No comprehensive strategy underpins the cost-of-living package, rendering the Coalition’s long-term vision for the nation unclear. Many households would instead favour improved health and education services over short-lived financial uplifts. However, enhancing these services requires time and there is an impending visit to the polls.

Recently, budget departments and spending ministers have adopted a preference for one-time solutions to avoid ongoing expenditure commitments. As the cost-of-living crisis lessens, it was anticipated that these strategies would be phased out. Contrarily, they are being implemented into household budgets and political aspirations.

Few would dispute that the additional Christmas welfare payment annually should be preserved. Yet, are households to anticipate repeated child benefit weeks and energy credits each year? This time, such financial generosity is attainable due to the robust state of the public finances. The projected budget measures for the coming year, including persistent tax and welfare amendments, have remained largely aligned with estimates released in the summer, albeit the tax package has slightly increased.

A lot of this alignment is necessary for adjusting tax and welfare systems to account for inflation. The Irish Fiscal Advisory Council (Ifac) contends that tighter control should be maintained over permanent spending by the government to limit the risk of fuelling inflation.

The government responds by stating that rising population and state needs necessitate increased spending in essential domains such as housing, water and energy, as well as on public services.

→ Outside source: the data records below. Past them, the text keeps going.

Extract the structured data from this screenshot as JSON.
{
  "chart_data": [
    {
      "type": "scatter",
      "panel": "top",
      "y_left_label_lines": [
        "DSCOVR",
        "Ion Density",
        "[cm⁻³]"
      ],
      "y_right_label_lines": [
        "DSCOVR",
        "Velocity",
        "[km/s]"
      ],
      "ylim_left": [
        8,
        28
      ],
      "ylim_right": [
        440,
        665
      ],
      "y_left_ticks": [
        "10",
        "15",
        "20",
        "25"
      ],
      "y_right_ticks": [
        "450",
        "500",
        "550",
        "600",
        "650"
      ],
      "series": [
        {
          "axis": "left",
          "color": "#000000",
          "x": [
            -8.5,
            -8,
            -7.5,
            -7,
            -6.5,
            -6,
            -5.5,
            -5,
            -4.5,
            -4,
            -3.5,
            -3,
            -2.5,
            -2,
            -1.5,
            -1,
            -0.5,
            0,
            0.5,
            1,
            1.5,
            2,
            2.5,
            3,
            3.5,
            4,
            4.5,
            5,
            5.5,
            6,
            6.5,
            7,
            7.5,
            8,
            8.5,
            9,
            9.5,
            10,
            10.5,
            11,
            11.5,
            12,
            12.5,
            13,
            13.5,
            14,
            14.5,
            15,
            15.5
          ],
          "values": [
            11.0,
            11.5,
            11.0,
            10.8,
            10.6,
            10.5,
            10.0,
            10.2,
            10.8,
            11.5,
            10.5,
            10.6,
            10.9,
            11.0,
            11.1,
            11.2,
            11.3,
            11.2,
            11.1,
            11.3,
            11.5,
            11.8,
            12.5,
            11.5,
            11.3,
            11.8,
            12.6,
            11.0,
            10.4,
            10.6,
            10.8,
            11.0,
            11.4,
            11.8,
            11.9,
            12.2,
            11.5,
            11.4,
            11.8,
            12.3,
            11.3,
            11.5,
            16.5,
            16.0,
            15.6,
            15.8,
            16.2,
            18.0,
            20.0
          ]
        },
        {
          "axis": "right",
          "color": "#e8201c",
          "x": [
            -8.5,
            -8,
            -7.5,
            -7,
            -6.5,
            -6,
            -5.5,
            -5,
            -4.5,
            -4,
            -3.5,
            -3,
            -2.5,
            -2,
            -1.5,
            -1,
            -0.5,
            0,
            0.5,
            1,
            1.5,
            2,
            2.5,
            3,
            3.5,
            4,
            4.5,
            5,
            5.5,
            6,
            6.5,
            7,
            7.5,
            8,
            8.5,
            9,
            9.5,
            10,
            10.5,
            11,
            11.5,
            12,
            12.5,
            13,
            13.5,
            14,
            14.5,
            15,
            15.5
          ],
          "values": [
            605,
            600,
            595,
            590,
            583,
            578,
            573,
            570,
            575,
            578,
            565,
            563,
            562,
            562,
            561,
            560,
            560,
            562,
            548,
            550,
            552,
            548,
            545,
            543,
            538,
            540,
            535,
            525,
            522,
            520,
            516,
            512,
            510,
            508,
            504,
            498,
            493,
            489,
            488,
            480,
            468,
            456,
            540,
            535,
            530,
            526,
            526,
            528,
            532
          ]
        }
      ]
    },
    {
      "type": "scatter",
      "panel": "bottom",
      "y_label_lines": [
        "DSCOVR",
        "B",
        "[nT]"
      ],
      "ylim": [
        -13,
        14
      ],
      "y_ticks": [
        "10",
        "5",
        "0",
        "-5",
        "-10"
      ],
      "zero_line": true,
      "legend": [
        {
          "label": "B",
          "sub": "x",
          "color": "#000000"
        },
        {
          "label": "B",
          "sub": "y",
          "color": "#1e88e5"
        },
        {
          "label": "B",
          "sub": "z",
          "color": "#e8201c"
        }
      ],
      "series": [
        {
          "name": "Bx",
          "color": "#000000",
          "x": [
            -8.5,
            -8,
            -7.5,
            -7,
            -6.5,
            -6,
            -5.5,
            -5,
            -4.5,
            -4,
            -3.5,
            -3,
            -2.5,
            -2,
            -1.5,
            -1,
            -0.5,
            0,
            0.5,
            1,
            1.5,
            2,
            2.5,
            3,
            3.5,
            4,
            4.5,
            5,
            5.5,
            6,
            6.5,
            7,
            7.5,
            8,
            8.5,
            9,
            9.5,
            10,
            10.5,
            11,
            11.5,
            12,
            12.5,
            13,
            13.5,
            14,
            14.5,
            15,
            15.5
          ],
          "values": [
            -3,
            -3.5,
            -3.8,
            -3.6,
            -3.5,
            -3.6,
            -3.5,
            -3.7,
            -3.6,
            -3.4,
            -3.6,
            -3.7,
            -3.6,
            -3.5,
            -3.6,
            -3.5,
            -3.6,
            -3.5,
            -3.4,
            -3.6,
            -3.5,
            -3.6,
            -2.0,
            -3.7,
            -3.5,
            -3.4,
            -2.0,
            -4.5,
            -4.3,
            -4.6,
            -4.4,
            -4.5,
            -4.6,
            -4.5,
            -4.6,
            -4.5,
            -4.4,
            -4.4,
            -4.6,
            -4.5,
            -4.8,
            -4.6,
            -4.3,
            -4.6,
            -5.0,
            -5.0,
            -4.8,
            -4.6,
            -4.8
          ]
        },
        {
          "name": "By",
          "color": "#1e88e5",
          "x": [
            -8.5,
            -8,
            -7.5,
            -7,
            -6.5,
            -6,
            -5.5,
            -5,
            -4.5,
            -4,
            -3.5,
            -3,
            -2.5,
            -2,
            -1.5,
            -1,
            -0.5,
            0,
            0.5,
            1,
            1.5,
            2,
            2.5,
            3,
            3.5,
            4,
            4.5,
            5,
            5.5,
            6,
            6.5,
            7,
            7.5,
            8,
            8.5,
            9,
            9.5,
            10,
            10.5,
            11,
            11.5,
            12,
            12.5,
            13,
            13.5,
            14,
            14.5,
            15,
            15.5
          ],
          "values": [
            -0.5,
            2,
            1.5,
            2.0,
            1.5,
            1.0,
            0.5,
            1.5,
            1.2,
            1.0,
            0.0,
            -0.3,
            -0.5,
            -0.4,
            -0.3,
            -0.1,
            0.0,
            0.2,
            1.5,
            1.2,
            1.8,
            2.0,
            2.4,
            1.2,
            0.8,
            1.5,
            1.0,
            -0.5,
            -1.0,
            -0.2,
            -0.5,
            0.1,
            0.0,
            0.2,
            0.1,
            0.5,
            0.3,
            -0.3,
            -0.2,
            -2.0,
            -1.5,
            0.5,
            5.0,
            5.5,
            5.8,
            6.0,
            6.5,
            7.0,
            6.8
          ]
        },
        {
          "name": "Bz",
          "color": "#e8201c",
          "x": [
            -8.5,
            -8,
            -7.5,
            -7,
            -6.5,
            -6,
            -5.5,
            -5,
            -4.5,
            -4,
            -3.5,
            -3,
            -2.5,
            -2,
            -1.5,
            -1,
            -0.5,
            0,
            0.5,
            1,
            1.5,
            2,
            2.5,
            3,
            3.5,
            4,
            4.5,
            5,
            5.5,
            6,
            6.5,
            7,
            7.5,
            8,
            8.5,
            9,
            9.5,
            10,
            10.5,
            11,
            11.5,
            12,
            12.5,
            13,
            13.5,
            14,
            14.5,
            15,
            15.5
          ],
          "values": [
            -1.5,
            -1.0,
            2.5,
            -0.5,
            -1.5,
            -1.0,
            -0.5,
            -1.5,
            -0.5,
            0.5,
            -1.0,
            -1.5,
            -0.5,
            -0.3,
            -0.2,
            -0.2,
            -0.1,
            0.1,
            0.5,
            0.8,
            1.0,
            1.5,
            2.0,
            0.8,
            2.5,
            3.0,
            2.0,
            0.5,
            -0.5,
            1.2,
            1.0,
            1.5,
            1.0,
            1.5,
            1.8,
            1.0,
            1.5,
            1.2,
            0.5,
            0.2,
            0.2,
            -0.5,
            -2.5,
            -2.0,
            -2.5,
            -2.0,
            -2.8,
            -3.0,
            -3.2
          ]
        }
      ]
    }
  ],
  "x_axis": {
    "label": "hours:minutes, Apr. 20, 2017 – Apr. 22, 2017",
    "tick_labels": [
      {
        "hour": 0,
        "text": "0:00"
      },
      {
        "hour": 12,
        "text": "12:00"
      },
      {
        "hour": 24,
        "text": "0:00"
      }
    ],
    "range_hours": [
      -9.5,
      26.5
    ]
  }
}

Striking the right equilibrium in an economy operating at full capacity is challenging, but the need for investment is evident.

The Minister for Finance has announced increased allocation of funds to address primary deficiencies in housing, water, and energy sectors during his speech, which was aimed at foreign investors and the public at large. These funds are primarily sourced from Apple and the public sale of State’s AIB shares. To make these monetary commitments credible, an urgent and enhanced delivery is of utmost importance.

In future, there may be less room to manoeuvre on budgetary spending and decisions may become harder. However, some flexibility still exists within public finances. The government persists in funnelling money into two reserves to underpin future expenditure and is aiming for a considerable budget surplus in the forthcoming year.

While much of the tax revenue is reliant on a handful of large corporations, these measures are a positive move, setting up added resilience within the public finances. Nevertheless, if corporate taxation profits are taken into account from the pool, next year the public finances are expected to be in deficit, a stark contrast to a predicted headline surplus of nearly €10 billion by the Department of Finance.

Despite this department repeating this claim over the past years with corporate tax continuing on an upward trend, there might be a year when this pattern comes to an end.

Moreover, the budget appears to be redirected towards indispensable future investments, yet has a sense of aimlessness. Reminiscent of the Celtic Tiger ‘payback time’ method, the payouts to households seem particularly disparate. This strategy is feasible for the current year’s Coalition, provided the budget stays in surplus. However, the suspicion is that sooner or later, budget days could see lesser cash availability, making the process of decision-making significantly tougher.